Jeff wasn’t just burning down the house he had spent weeks renovating. He was trying to kill Rick.
He meant to leave him to be burned alive.
Rick’s heart was racing. He didn’t fully understand what Jeff was doing and why, but that no longer mattered.
He launched himself at Jeff, knocking him over. The lighter dropped to the floor. Jeff’s phone, clipped to his belt, went scuttling across the floor. Rick’s knees were planted across Jeff’s neck.
“They got to you, didn’t they?” Rick screamed. “They fucking paid you off!”
Jeff reared up, swung a fist at Rick, hit the center of Rick’s chest. “You greedy son of a bitch, you goddamned liar. You said there was forty thousand bucks there? More like three and a half million!”
Rick groaned but slammed his fist into Jeff’s left ear.
Jeff was taller and probably stronger. He swung again, aiming for Rick’s gut, but Rick torqued himself to one side and the blow landed on his shoulder. He was bruised everywhere and aching, but he was powered by a great surge of anger and adrenaline. Just as Jeff swarmed at him, Rick reached over and snatched a two-by-four out of the barrel. He swung it with all of his strength at Jeff’s head. At the last instant Jeff turned so the
plank cracked hard into the side of his face. Rick heard the impact, the crunch of bone.
“My eye!” Jeff screamed, flinging his hands to his face. Blood gouted down from his left eye socket.
But Rick didn’t pause.

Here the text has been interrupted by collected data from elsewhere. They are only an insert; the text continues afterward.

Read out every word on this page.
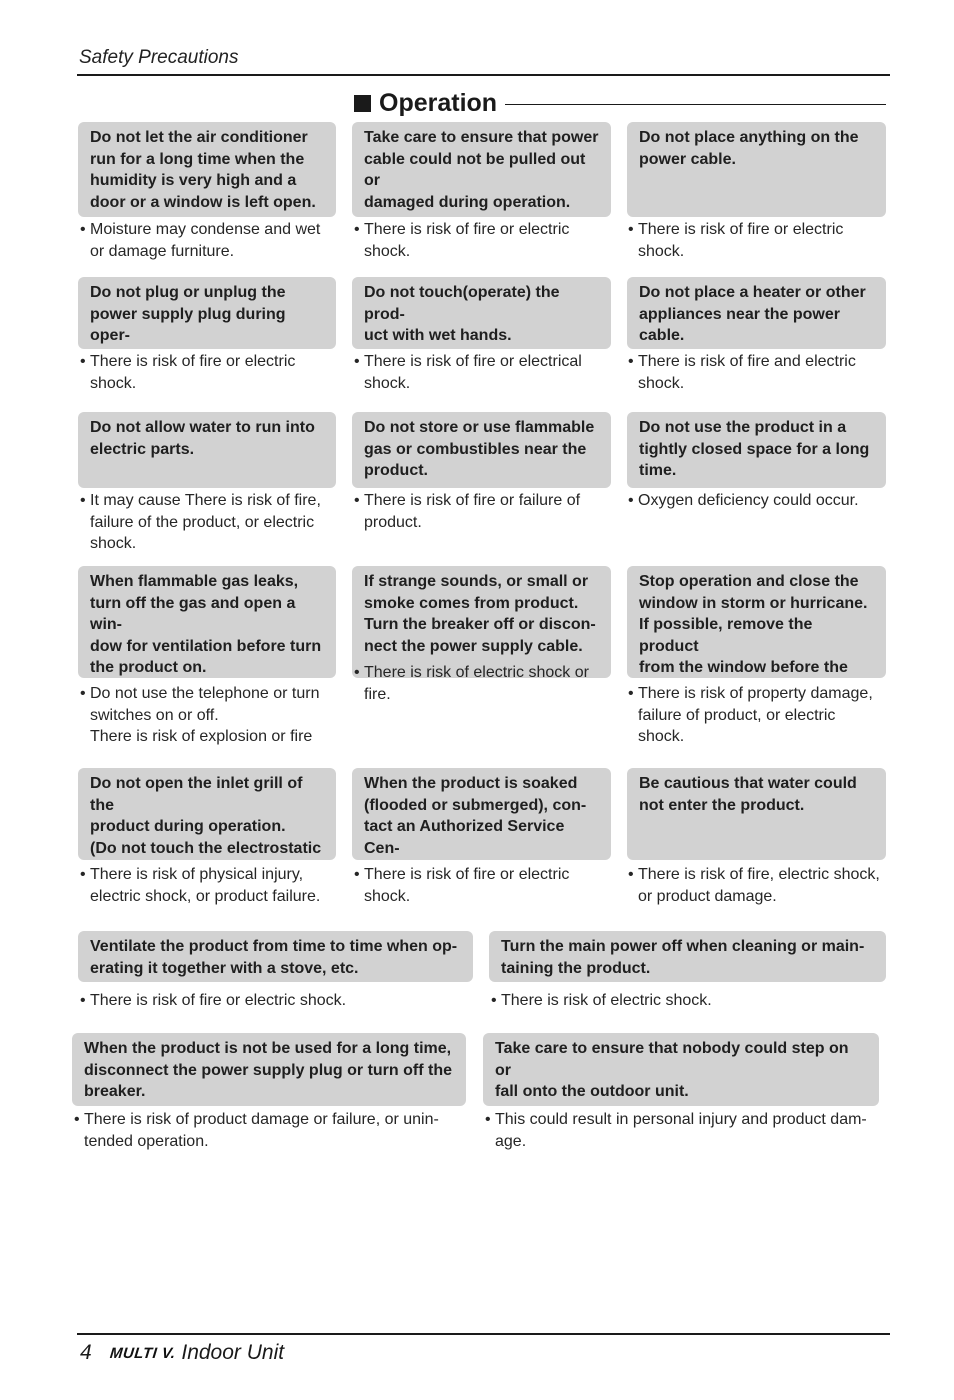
Safety Precautions
Operation
Do not let the air conditioner
run for a long time when the
humidity is very high and a
door or a window is left open.
• Moisture may condense and wet
or damage furniture.
Take care to ensure that power
cable could not be pulled out or
damaged during operation.
• There is risk of fire or electric
shock.
Do not place anything on the
power cable.
• There is risk of fire or electric
shock.
Do not plug or unplug the
power supply plug during oper-

• There is risk of fire or electric
shock.
Do not touch(operate) the prod-
uct with wet hands.
• There is risk of fire or electrical
shock.
Do not place a heater or other
appliances near the power
cable.
• There is risk of fire and electric
shock.
Do not allow water to run into
electric parts.
• It may cause There is risk of fire,
failure of the product, or electric
shock.
Do not store or use flammable
gas or combustibles near the
product.
• There is risk of fire or failure of
product.
Do not use the product in a
tightly closed space for a long
time.
• Oxygen deficiency could occur.
When flammable gas leaks,
turn off the gas and open a win-
dow for ventilation before turn
the product on.
• Do not use the telephone or turn
switches on or off.
There is risk of explosion or fire
If strange sounds, or small or
smoke comes from product.
Turn the breaker off or discon-
nect the power supply cable.
• There is risk of electric shock or
fire.
Stop operation and close the
window in storm or hurricane.
If possible, remove the product
from the window before the

• There is risk of property damage,
failure of product, or electric
shock.
Do not open the inlet grill of the
product during operation.
(Do not touch the electrostatic

• There is risk of physical injury,
electric shock, or product failure.
When the product is soaked
(flooded or submerged), con-
tact an Authorized Service Cen-

• There is risk of fire or electric
shock.
Be cautious that water could
not enter the product.
• There is risk of fire, electric shock,
or product damage.
Ventilate the product from time to time when op-
erating it together with a stove, etc.
• There is risk of fire or electric shock.
Turn the main power off when cleaning or main-
taining the product.
• There is risk of electric shock.
When the product is not be used for a long time,
disconnect the power supply plug or turn off the
breaker.
• There is risk of product damage or failure, or unin-
tended operation.
Take care to ensure that nobody could step on or
fall onto the outdoor unit.
• This could result in personal injury and product dam-
age.
4 MULTI V. Indoor Unit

He wound up and swung the board at Jeff again, crashing into the top of his head, and Jeff went down. A whoosh and another pile of solvent-soaked rags went up in flames.

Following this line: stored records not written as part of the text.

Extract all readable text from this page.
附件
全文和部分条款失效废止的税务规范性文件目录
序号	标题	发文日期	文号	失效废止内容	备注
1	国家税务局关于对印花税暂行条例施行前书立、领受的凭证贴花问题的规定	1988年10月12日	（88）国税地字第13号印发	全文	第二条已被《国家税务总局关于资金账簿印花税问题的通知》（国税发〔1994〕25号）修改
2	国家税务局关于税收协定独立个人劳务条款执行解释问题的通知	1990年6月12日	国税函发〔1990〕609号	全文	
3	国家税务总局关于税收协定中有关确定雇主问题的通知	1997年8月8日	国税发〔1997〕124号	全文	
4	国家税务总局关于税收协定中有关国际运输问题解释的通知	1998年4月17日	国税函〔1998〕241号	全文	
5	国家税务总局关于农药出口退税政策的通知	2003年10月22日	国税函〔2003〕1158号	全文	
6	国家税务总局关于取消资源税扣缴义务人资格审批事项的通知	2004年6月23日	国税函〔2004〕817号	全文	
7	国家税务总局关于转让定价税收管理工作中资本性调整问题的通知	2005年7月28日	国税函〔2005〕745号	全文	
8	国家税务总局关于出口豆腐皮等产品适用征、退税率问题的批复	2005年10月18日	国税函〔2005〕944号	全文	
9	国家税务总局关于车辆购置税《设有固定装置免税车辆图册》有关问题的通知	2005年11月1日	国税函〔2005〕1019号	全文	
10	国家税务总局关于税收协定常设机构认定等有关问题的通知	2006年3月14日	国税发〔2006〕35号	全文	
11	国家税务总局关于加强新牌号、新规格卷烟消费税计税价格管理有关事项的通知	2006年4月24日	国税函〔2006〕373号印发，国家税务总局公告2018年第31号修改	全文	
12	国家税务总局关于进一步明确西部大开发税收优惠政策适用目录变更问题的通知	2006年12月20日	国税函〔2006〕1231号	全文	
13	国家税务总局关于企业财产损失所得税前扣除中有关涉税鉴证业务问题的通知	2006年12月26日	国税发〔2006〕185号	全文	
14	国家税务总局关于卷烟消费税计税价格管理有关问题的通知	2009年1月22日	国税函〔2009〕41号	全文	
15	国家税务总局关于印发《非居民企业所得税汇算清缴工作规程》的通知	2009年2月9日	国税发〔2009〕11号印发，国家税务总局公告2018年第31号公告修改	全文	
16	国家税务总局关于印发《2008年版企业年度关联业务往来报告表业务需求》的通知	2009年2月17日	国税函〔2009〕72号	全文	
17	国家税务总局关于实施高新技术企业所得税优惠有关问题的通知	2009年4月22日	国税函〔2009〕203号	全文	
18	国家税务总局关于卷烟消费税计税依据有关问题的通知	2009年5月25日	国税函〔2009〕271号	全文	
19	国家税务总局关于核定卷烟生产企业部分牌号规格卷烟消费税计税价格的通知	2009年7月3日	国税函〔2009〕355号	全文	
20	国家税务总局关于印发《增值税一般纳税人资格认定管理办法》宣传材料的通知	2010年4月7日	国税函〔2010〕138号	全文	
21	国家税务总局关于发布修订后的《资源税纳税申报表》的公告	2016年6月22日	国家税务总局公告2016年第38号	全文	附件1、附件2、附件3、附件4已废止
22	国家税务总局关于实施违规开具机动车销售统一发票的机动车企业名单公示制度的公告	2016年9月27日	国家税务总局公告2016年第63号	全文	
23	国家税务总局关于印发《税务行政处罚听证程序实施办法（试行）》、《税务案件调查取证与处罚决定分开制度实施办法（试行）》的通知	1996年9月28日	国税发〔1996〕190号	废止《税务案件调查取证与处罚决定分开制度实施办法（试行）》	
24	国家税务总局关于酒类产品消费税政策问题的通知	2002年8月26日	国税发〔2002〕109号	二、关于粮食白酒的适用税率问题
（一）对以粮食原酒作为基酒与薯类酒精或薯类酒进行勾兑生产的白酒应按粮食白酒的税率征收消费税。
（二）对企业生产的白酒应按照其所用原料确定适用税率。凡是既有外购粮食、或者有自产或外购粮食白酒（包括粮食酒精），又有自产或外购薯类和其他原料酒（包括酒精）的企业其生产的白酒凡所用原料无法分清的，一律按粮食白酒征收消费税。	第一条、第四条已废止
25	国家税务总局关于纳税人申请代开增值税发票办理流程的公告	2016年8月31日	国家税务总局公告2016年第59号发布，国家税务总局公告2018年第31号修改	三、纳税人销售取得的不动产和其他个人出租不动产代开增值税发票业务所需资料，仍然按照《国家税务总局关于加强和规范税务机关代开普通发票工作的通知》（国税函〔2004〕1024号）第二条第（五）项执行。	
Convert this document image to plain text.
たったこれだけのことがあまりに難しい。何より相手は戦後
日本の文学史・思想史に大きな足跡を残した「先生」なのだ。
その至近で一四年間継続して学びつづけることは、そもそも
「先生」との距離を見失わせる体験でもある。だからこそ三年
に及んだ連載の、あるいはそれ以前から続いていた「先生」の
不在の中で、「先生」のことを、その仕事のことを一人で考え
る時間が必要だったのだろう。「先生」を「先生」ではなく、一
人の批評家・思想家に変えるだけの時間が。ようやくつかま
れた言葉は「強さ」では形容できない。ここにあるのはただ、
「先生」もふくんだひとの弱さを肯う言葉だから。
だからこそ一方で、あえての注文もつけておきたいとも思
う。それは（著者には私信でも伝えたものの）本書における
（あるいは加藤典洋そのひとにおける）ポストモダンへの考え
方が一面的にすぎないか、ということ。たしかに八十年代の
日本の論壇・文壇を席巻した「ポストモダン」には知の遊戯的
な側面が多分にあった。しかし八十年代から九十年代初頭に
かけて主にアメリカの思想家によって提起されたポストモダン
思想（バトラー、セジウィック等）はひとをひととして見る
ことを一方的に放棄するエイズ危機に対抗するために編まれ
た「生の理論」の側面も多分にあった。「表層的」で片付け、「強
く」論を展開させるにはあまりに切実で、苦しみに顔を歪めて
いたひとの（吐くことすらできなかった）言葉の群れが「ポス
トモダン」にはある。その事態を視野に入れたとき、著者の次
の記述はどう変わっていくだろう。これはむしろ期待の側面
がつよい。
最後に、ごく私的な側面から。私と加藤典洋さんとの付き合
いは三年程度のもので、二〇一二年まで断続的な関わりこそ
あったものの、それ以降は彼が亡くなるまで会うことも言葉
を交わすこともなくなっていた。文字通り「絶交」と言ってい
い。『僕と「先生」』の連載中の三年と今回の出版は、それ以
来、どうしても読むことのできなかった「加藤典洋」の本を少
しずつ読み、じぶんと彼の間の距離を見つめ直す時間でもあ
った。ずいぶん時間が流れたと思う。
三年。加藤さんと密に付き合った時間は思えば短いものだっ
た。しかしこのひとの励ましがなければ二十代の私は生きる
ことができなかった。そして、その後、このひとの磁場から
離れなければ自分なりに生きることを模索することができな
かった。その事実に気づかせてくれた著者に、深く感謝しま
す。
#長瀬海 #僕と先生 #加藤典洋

Rick got up wobblingly to his feet. Fire was all around him now, on all sides of the hall, encroaching into the staircase that led down to the second floor. He noticed Jeff’s phone on the floor and impulsively reached over and grabbed it. His own phone was charging back at the hotel, and he needed to call 911.
Jeff must have intended to light the fire and then leave by means of the staircase. But now it was too late. The flames had them surrounded. He ran into the bedroom, where the fire hadn’t yet reached, though the smoke had, and yanked open the window. A leap to the ground from the third floor would be dangerous. Below, instead of lawn, was the blacktop of the driveway.

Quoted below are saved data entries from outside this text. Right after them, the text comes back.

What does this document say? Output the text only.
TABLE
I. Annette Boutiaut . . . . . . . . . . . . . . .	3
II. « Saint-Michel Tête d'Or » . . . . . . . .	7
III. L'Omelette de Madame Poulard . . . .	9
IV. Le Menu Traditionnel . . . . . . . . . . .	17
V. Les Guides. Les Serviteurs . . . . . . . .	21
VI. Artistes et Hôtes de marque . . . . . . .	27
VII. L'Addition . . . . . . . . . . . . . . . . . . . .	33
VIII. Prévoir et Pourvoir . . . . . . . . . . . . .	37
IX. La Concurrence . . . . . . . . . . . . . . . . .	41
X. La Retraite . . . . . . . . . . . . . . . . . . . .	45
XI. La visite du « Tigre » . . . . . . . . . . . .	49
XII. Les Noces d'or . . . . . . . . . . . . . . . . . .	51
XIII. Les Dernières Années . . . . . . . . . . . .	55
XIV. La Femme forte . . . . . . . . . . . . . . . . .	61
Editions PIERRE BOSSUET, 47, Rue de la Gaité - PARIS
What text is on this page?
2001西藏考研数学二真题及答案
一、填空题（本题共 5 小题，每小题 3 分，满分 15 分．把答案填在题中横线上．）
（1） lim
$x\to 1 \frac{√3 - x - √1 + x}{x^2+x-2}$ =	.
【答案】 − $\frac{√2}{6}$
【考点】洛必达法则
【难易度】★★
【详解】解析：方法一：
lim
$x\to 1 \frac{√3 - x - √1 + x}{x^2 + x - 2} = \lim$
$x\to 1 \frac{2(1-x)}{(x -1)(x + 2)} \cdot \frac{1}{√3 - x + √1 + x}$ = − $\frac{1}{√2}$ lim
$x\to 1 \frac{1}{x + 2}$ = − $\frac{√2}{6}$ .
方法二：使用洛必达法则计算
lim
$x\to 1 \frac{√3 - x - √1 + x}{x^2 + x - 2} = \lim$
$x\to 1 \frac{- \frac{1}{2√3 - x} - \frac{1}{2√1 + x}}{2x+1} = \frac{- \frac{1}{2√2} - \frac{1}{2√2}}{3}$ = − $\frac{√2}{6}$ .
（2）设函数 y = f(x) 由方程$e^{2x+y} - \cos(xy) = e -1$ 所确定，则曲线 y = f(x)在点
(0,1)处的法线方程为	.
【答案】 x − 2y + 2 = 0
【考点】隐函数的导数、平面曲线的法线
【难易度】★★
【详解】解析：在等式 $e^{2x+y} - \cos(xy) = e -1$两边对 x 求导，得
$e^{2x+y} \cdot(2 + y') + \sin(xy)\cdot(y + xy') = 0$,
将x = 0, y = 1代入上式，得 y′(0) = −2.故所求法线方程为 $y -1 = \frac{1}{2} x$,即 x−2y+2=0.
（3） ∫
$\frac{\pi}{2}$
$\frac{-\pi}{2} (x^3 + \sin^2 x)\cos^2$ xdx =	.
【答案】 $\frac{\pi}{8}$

Then he remembered the yew tree a few feet away from the window, wild and untrimmed. It wasn’t directly below the window, but it was close. Years ago when his mother was still alive he used to sneak out of the house by leaning out the window and leaping at an angle so that he could catch a branch and somehow shinny to the blacktop. But back then he was a young teenager and more agile. Not weakened by a nearly fatal beating.
He inhaled, and his trachea was singed by the heat or the smoke. He was racked by a coughing fit. He turned around and saw that the fire was now roaring across the threshold of the doorway. It was moving faster than he’d expected; the solvent had nourished the fire. Plumes of flame blackened the white-painted door, crackling the old paint. His heart was hammering.
He wanted to go grab Jeff and pull him out, but the fire was too advanced. Trying to save Jeff would likely be his own death sentence. He turned back to the window. He knew this was the only way out. But what was once, to a teenager, an exciting challenge now looked dubious. He would have to launch himself out of the window, angling to the right, hoping to grab branches of the tree before slamming into the ground.